Functions v1.6

The reference section is a list of functions available with Analytics Accelerator.

Refer to PGFS functions for Pipelines for details on how to create storage locations for PGAA.

Table functions

pgaa.list_analytics_tables()

Returns a list of all analytics tables managed by PGAA, including their configuration, storage statistics, and current replication status.

Synopsis

SELECT * FROM pgaa.list_analytics_tables();

Parameters

None.

Returns

Column	Type	Description
`nspoid`	`OID`	The OID of the namespace (schema) containing the table.
`reloid`	`OID`	The OID of the table relation.
`schema_name`	`TEXT`	Name of the Postgres schema.
`table_name`	`TEXT`	Name of the analytics table.
`format`	`pgaa.table_format`	The storage format (`delta`, `iceberg`, or `parquet`).
`object_storage_snapshot_size_bytes`	`BIGINT`	The size in bytes of the latest table snapshot in object storage.
`object_storage_total_size_bytes`	`BIGINT`	The total size in bytes of all versions/files for this table in object storage.
`replication_status`	`pgaa.replication_status`	The current state of data movement (`enabled`, `disabled`, or `initial_offload`). Requires PGD integration.
`storage_location_name`	`TEXT`	The name of the PGFS storage location associated with the table.
`storage_location_path`	`TEXT`	The path within the storage location where the data resides.
`catalog_name`	`TEXT`	Name of the external catalog, if applicable.
`catalog_namespace`	`TEXT`	The namespace within the external catalog.
`catalog_table`	`TEXT`	The table name as defined in the external catalog.

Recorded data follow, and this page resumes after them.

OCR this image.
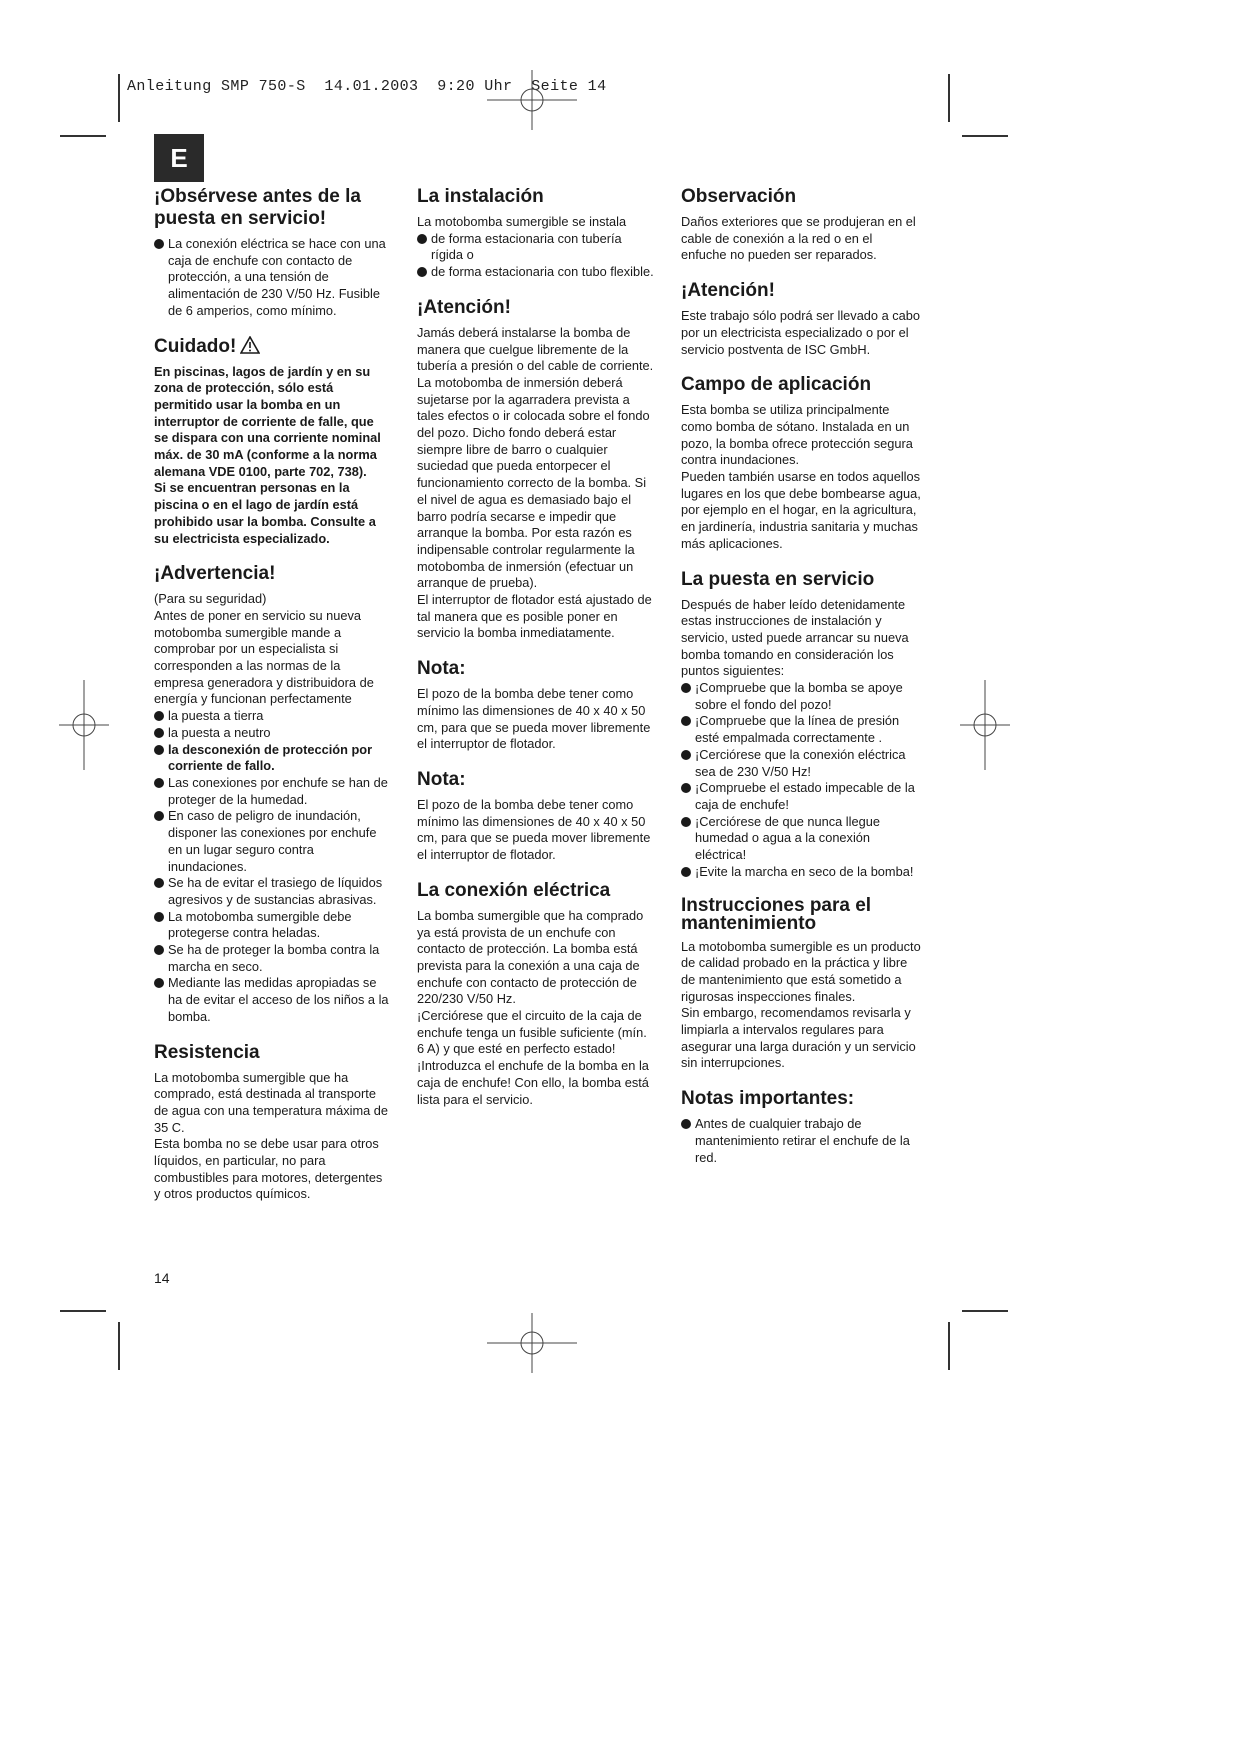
Anleitung SMP 750-S  14.01.2003  9:20 Uhr  Seite 14
E
¡Obsérvese antes de la puesta en servicio!
La conexión eléctrica se hace con una caja de enchufe con contacto de protección, a una tensión de alimentación de 230 V/50 Hz. Fusible de 6 amperios, como mínimo.
Cuidado!

En piscinas, lagos de jardín y en su zona de protección, sólo está permitido usar la bomba en un interruptor de corriente de falle, que se dispara con una corriente nominal máx. de 30 mA (conforme a la norma alemana VDE 0100, parte 702, 738).

Si se encuentran personas en la piscina o en el lago de jardín está prohibido usar la bomba. Consulte a su electricista especializado.

¡Advertencia!

(Para su seguridad)

Antes de poner en servicio su nueva motobomba sumergible mande a comprobar por un especialista si corresponden a las normas de la empresa generadora y distribuidora de energía y funcionan perfectamente

la puesta a tierra
la puesta a neutro
la desconexión de protección por corriente de fallo.
Las conexiones por enchufe se han de proteger de la humedad.
En caso de peligro de inundación, disponer las conexiones por enchufe en un lugar seguro contra inundaciones.
Se ha de evitar el trasiego de líquidos agresivos y de sustancias abrasivas.
La motobomba sumergible debe protegerse contra heladas.
Se ha de proteger la bomba contra la marcha en seco.
Mediante las medidas apropiadas se ha de evitar el acceso de los niños a la bomba.
Resistencia

La motobomba sumergible que ha comprado, está destinada al transporte de agua con una temperatura máxima de 35 C.

Esta bomba no se debe usar para otros líquidos, en particular, no para combustibles para motores, detergentes y otros productos químicos.

La instalación

La motobomba sumergible se instala

de forma estacionaria con tubería rígida o
de forma estacionaria con tubo flexible.
¡Atención!

Jamás deberá instalarse la bomba de manera que cuelgue libremente de la tubería a presión o del cable de corriente. La motobomba de inmersión deberá sujetarse por la agarradera prevista a tales efectos o ir colocada sobre el fondo del pozo. Dicho fondo deberá estar siempre libre de barro o cualquier suciedad que pueda entorpecer el funcionamiento correcto de la bomba. Si el nivel de agua es demasiado bajo el barro podría secarse e impedir que arranque la bomba. Por esta razón es indipensable controlar regularmente la motobomba de inmersión (efectuar un arranque de prueba).

El interruptor de flotador está ajustado de tal manera que es posible poner en servicio la bomba inmediatamente.

Nota:

El pozo de la bomba debe tener como mínimo las dimensiones de 40 x 40 x 50 cm, para que se pueda mover libremente el interruptor de flotador.

Nota:

El pozo de la bomba debe tener como mínimo las dimensiones de 40 x 40 x 50 cm, para que se pueda mover libremente el interruptor de flotador.

La conexión eléctrica

La bomba sumergible que ha comprado ya está provista de un enchufe con contacto de protección. La bomba está prevista para la conexión a una caja de enchufe con contacto de protección de 220/230 V/50 Hz.

¡Cerciórese que el circuito de la caja de enchufe tenga un fusible suficiente (mín. 6 A) y que esté en perfecto estado!

¡Introduzca el enchufe de la bomba en la caja de enchufe! Con ello, la bomba está lista para el servicio.

Observación

Daños exteriores que se produjeran en el cable de conexión a la red o en el enfuche no pueden ser reparados.

¡Atención!

Este trabajo sólo podrá ser llevado a cabo por un electricista especializado o por el servicio postventa de ISC GmbH.

Campo de aplicación

Esta bomba se utiliza principalmente como bomba de sótano. Instalada en un pozo, la bomba ofrece protección segura contra inundaciones.

Pueden también usarse en todos aquellos lugares en los que debe bombearse agua, por ejemplo en el hogar, en la agricultura, en jardinería, industria sanitaria y muchas más aplicaciones.

La puesta en servicio

Después de haber leído detenidamente estas instrucciones de instalación y servicio, usted puede arrancar su nueva bomba tomando en consideración los puntos siguientes:

¡Compruebe que la bomba se apoye sobre el fondo del pozo!
¡Compruebe que la línea de presión esté empalmada correctamente .
¡Cerciórese que la conexión eléctrica sea de 230 V/50 Hz!
¡Compruebe el estado impecable de la caja de enchufe!
¡Cerciórese de que nunca llegue humedad o agua a la conexión eléctrica!
¡Evite la marcha en seco de la bomba!
Instrucciones para el mantenimiento

La motobomba sumergible es un producto de calidad probado en la práctica y libre de mantenimiento que está sometido a rigurosas inspecciones finales.

Sin embargo, recomendamos revisarla y limpiarla a intervalos regulares para asegurar una larga duración y un servicio sin interrupciones.

Notas importantes:
Antes de cualquier trabajo de mantenimiento retirar el enchufe de la red.
14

A table can either have a storage location or a catalog. It cannot have both.

The catalog details refer to either the replication target, if performing a catalog-managed offload or replication to object storage, or to the source catalog location, if reading data from tables managed by an external catalog.

pgaa.lakehouse_table_stats()

Returns storage statistics for a specific analytical table, including the size of the latest active snapshot and the total cumulative size of all data versions (historical data and logs) stored in object storage.

Synopsis

SELECT * FROM pgaa.lakehouse_table_stats('table_name'::regclass);

Parameters

Parameter	Type	Description
`relation`	`REGCLASS`	The name or OID of the analytical table to investigate.

Returns

Column	Type	Description
`latest_snapshot_size`	`BIGINT`	The size in bytes of the latest active snapshot of the table.
`total_size`	`BIGINT`	The total size in bytes of all files associated with the table in object storage, including metadata, transaction logs, and historical snapshots.

pgaa.test_storage_location()

Tests the connectivity and configuration of a defined storage location, and verifies read or write permissions.

Synopsis

SELECT pgaa.test_storage_location('location_name', test_writes);

Parameters

Parameter	Type	Description
`name`	`TEXT`	The name of the storage location to test.
`test_writes`	`BOOLEAN`	If `true`, the function attempts a write operation to verify permissions. If `false`, only reads are tested.

Returns

Returns NULL if the test is successful. Returns a descriptive error message if the test fails.

pgaa.pgaa_version()

Returns the version information for the EDB Postgres Analytics Accelerator, including the specific build version, build date, and Git commit hash.

pgaa.add_catalog

SELECT pgaa.pgaa_version();

Parameters

None.

Returns

A string containing the semantic version, the build timestamp, and the unique Git identifier for the current installation.

Catalog functions

pgaa.add_catalog()

Registers a new Iceberg catalog with PGAA. This function performs an automated connection check to validate credentials and accessibility before the catalog is registered in the system.

Synopsis

SELECT pgaa.add_catalog('catalog_name', 'catalog_type', 'catalog_options'::json);

Parameters

Parameter	Type	Description
`catalog_name`	`VARCHAR`	A unique name for the catalog within PGAA.
`catalog_type`	`pgaa.catalog_type`	The catalog type. Supported values are `iceberg-rest` (Iceberg REST catalog), and `iceberg-s3tables` (AWS S3 Tables).
`catalog_options`	`JSON`	A JSON object containing the the connection and authentication parameters.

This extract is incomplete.